Maybe she was going about the whole thing wrong. She was fasting in order to atone for her sins. If she contemplated those, then she would be truly repentant, and then she would be able to think of a solution.

She sat on the floor and closed her eyes. Now, what all had left her with an empty belly? All those times she had cursed or disobeyed her grandfather? Well, she wasn’t a bit sorry, if God wanted to know the truth. She was sorry for those few times she had sworn out of carelessness, rather than with the express purpose of shocking an English suitor. And she supposed she could be sorry for the times she disobeyed Sir Calder out of pure spite, rather than to preserve her status as an unsullied Irishwoman. Aye, she might be able to be a little sorry for that.

And there was Diego, of course. Diego, who smelled of crisp citrus and whose long, strong fingers could work magic on her flesh. She should be very, very sorry for letting him kiss her and for kissing him back, tasting every corner of his mouth. She should repent her wicked desire to feel the heat of his mouth upon her naked breast. Most of all, she should try most diligently to stop wishing that he would have taken her virginity one of the many times she had offered it.


¡Madre de Dios!
” Diego called from the doorway. He swept across the room in easy strides and sank to the floor beside her. “Are you all right, María Catalina?”

She opened her eyes and looked at him. “What?”

He took her face in his hands and searched her face with a worried frown. “You are on the floor, and your face is flushed, and you seemed to be having a difficult time breathing! Is it the fasting? It has made you feel faint.”

“Not the fasting, Diego. ‘Tis another kind of deprivation altogether that takes my breath away.”

Comprehension flooded his face, and he brushed his thumb lightly against her lower lip. “It is better that we stopped when we did. I would not have dragged you any more deeply into this than I already have.”

“Oh, you didn’t drag me anywhere. I’ve always managed to wander into trouble all on my own just fine.” Her stomach growled again, and she sighed. “How was the meal?”
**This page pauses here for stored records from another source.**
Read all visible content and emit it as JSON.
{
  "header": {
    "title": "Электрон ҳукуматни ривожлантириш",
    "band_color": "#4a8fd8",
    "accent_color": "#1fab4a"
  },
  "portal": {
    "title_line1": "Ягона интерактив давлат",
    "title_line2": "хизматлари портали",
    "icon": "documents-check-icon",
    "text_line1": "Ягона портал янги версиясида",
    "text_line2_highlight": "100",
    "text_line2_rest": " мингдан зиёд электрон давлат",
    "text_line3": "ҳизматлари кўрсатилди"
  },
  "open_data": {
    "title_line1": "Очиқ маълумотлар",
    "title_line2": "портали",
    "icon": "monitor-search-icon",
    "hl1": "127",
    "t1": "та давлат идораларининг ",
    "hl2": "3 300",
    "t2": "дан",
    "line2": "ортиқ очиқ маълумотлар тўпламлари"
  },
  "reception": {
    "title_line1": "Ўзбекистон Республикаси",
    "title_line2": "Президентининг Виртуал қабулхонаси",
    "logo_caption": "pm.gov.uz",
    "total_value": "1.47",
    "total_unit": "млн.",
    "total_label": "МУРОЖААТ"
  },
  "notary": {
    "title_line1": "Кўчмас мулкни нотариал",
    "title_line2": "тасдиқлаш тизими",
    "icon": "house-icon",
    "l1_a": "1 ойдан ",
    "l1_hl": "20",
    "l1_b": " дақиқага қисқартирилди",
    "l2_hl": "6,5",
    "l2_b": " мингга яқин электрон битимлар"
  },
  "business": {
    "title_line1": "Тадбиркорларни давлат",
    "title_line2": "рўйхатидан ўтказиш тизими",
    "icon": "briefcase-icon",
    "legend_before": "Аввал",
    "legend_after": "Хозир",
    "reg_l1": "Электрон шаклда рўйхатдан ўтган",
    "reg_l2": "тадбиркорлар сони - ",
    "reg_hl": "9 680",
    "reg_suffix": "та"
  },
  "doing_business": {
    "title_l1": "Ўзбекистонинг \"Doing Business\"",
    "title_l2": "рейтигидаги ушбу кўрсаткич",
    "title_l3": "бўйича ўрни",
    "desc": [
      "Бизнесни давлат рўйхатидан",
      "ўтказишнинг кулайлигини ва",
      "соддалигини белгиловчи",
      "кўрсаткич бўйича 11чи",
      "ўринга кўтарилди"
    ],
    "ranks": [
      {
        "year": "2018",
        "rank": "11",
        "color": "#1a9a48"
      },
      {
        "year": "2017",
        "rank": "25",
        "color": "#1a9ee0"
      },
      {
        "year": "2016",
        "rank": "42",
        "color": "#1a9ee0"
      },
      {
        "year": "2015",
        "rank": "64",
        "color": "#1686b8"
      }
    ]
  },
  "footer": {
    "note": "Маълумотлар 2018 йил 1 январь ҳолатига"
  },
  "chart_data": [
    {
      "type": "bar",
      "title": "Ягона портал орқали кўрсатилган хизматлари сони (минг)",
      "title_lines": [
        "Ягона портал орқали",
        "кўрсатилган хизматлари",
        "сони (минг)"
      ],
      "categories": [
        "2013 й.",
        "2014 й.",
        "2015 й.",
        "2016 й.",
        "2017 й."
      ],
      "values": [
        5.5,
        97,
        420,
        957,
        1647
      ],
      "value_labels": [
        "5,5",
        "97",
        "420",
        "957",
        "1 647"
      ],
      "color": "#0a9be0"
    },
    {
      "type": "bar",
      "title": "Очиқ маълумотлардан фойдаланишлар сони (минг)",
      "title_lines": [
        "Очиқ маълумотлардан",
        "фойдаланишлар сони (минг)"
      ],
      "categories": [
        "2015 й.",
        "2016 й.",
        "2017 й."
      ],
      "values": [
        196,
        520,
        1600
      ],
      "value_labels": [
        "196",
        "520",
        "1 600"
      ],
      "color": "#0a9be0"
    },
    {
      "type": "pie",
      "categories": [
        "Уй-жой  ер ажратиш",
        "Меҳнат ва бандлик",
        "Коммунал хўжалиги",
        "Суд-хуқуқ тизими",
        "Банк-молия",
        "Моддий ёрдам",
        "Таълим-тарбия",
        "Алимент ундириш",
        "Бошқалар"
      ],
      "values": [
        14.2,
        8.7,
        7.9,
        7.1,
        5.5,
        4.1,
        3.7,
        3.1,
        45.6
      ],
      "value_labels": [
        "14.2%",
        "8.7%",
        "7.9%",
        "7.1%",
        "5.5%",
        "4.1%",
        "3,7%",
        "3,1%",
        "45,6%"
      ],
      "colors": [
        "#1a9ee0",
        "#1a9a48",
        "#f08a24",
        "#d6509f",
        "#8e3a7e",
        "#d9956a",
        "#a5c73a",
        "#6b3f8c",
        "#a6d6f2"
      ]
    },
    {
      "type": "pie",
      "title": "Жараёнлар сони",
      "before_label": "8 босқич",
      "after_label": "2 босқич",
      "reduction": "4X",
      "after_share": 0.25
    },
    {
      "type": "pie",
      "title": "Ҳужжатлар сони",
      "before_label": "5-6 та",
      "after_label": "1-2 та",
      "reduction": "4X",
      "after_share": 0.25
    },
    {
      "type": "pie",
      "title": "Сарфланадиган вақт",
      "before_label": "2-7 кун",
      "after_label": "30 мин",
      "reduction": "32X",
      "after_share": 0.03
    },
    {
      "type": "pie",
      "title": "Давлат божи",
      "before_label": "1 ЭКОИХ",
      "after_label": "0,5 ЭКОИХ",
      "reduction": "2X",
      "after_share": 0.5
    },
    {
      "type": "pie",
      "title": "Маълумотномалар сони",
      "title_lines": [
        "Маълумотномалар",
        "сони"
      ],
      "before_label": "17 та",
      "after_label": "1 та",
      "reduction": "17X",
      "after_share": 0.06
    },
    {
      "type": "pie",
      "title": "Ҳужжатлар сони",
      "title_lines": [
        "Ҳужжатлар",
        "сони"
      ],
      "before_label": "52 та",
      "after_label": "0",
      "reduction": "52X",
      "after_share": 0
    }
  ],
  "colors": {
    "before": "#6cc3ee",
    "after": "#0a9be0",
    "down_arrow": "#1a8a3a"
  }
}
“It was terrible,” he assured her with a grin. “You did not miss anything. Perhaps a game of chess will take your mind off your stomach and mine off Bishop Álvarez.”

She agreed, but now her desire for food was the least of her worries. Just as the smell of food had stirred her hunger, the scents of lemon verbena and warm male stirred her desires, and no amount of fasting seemed likely to help.

 

Chapter Sixteen

 

The next morning, Galeno greeted Diego, Juan, and Mary Kate at the cathedral door. “Enrique and the others are with the bishop. I told him everything as best I could, Captain. I told him of how you protect your men, how you have often risked your own life to keep all of us safe. I told him that I have seen you on your knees in prayer many times, and that you say your rosary. And every time we make port, you go to church. I told him that, too.”